Of course I understand the reasons for the differences. Of course I do, even though what I know about those reasons makes me squirm. Why squirm? Well [oh hell, just SAY it!] during those earlier moves I could and did focus on two things: on other people in my life and what the move could mean to them, and on forcing myself to shove down any fear or anxiousness, really ANY emotions that might distract me from the tasks of moving. Shoving down all emotions does contribute to the available energy, it's true. And focusing on others makes shoving down emotions easier.
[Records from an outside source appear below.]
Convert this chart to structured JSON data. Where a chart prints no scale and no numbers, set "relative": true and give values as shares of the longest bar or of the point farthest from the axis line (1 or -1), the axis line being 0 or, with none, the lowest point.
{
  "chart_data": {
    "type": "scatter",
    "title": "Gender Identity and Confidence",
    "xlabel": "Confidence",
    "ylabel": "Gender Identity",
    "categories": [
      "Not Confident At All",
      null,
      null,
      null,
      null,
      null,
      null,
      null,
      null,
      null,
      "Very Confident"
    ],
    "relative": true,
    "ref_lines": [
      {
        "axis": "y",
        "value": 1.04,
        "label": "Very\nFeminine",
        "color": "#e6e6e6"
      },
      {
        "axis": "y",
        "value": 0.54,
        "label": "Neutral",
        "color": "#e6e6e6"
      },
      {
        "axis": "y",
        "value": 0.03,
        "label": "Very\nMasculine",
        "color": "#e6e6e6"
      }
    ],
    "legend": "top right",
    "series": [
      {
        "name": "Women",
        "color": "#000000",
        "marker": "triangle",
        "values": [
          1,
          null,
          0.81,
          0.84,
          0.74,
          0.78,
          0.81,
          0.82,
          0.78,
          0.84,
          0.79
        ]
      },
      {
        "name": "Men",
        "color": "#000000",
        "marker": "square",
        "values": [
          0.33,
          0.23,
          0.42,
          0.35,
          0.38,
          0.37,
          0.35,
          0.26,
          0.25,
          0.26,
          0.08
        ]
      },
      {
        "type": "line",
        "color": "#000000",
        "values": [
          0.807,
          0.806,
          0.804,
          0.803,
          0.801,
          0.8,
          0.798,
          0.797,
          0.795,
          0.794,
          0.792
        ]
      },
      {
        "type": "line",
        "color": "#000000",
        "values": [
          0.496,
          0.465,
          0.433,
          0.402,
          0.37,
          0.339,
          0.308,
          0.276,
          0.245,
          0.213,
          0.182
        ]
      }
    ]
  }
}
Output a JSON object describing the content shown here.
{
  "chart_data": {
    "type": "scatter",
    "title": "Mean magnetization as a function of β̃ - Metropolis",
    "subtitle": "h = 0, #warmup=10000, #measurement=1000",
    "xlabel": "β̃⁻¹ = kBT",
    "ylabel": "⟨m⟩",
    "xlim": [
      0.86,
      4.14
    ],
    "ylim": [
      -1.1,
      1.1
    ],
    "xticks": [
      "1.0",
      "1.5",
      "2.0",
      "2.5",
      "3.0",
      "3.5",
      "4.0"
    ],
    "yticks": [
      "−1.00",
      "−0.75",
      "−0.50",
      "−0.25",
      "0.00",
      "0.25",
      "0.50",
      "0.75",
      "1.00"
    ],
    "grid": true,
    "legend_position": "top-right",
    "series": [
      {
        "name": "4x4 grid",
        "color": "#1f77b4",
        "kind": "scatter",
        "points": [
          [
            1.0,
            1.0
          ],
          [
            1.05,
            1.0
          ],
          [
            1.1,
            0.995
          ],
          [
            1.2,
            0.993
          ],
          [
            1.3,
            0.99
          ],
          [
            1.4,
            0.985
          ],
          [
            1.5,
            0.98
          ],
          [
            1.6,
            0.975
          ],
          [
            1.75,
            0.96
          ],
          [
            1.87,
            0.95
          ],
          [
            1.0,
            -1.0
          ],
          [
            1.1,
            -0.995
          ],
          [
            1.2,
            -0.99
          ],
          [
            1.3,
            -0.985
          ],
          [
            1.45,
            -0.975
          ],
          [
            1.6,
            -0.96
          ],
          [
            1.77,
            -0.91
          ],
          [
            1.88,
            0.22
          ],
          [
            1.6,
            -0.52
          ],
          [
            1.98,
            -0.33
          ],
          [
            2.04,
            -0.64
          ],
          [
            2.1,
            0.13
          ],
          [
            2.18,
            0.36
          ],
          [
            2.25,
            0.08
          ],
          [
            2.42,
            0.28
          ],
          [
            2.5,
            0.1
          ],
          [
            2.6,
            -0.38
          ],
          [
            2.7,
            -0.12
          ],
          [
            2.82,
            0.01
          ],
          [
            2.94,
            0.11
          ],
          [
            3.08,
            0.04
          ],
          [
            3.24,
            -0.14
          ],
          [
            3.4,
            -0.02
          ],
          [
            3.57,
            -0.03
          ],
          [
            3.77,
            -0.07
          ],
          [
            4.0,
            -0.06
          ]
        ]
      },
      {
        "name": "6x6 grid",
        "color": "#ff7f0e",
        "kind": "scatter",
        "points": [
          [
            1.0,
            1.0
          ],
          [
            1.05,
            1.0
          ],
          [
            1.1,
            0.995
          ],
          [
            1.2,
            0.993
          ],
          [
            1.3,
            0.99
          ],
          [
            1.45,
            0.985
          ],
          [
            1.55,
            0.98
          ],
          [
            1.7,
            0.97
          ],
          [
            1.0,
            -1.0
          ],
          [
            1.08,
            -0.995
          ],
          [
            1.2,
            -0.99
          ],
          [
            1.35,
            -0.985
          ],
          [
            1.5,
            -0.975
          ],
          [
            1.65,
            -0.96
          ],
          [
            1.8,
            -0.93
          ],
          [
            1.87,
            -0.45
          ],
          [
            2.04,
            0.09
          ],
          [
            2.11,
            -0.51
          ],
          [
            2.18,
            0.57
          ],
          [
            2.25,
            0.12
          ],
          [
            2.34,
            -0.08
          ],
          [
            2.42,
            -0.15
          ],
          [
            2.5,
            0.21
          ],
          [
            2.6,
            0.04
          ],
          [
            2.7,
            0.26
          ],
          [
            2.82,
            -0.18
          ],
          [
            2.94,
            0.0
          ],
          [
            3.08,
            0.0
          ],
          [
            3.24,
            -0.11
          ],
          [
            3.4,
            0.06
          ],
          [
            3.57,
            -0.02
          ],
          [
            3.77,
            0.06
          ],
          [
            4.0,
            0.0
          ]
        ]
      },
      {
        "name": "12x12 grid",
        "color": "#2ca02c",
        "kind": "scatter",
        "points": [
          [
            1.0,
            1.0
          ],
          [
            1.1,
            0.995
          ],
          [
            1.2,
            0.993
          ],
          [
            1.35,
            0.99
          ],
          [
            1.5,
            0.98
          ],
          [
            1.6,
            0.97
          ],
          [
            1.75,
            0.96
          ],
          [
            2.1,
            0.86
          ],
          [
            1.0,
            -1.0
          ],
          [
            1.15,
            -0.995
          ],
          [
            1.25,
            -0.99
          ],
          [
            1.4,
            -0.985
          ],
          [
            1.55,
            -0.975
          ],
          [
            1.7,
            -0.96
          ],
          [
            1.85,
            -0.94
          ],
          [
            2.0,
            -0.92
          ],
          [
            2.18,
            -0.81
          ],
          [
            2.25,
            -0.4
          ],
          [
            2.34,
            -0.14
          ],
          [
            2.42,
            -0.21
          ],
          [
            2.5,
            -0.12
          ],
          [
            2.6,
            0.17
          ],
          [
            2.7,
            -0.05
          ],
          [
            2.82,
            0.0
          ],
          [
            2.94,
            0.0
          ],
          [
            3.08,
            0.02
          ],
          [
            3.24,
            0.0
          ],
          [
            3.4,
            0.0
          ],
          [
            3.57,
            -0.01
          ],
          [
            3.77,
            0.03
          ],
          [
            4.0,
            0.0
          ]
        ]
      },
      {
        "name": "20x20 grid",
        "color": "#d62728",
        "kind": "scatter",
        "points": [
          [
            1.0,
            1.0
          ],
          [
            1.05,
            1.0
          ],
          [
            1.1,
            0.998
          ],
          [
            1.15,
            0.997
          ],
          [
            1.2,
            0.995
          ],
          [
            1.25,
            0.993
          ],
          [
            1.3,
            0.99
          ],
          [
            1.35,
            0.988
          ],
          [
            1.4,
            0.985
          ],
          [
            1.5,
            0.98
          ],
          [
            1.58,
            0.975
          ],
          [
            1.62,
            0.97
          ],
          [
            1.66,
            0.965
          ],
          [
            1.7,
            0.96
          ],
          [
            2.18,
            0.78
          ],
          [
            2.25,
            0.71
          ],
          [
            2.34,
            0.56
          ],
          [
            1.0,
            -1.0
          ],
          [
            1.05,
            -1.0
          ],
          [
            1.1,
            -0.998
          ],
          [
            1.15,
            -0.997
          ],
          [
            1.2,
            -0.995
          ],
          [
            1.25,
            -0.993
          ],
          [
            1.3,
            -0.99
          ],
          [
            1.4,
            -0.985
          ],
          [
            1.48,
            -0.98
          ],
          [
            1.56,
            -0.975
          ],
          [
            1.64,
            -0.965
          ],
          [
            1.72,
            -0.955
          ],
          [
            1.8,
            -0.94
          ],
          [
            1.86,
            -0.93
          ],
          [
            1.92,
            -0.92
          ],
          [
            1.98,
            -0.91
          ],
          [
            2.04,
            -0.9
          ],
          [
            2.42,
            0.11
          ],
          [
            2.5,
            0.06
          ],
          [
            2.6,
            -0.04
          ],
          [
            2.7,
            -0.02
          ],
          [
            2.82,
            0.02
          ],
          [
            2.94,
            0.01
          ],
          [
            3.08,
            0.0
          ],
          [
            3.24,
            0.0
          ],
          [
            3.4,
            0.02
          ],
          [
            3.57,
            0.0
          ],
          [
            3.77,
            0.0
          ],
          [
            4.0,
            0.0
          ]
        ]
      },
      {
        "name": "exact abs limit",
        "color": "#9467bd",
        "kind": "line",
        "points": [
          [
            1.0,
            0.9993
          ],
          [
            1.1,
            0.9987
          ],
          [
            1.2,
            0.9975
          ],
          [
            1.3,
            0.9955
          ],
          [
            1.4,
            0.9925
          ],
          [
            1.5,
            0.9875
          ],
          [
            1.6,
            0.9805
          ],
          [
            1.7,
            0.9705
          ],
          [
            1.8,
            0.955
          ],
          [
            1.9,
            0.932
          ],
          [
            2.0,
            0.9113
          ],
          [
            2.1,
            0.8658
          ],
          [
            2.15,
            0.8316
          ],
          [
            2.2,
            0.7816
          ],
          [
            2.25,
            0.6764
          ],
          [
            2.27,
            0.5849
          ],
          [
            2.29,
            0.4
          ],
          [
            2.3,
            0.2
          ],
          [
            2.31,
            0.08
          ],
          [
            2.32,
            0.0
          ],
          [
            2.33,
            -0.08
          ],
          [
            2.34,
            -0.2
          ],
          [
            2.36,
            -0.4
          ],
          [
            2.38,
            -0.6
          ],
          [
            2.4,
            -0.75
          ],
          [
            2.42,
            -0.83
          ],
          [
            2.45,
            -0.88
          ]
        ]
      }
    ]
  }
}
So - anxiety and fear, and the torpor of the body and mind that these emotions generate, make the work of packing, sorting, arranging, lifting, throwing out, and so forth - the work of preparing to move really feel like work. None of this is logical. None of this truly even is real, and so none of it ought to keep me from getting the work of moving done. And it won't. Yet I know too that the only way - for me - to move along in the work of moving is to bring all of this into the light and open - by writing about it.
I'm reading Augusten Burroughs' new book, "This is How" - and lovin' it - because he's writing about just these kinds of things. The ways we wear ourselves out, give away our power, and remain running in place (with scissors of course), our feet sticking in the muck of the unreality we accept as real are his topics - disguised within chapter titles like "How Not to Drink" or "How to Drink." What he returns to again and again in his literate and ironic style is how we refuse to see what is real, really, and so cannot see what we need. For Augusten, as for me, the need is to write about what is happening in emotion and behavior. This act of writing - and sharing, that's part of it - helps with the tendency toward torpor, helps transmute it into it's flip side - the combination of taking it slow and steady and honoring the experience by expressing it.
In the same way that Burroughs has always given aid and comfort to the mistreated little guy who lives in him through his writing, I find that my scared little girl stops jumping on my belly when I write. She's content to suck her thumb and smile at the upcoming adventure.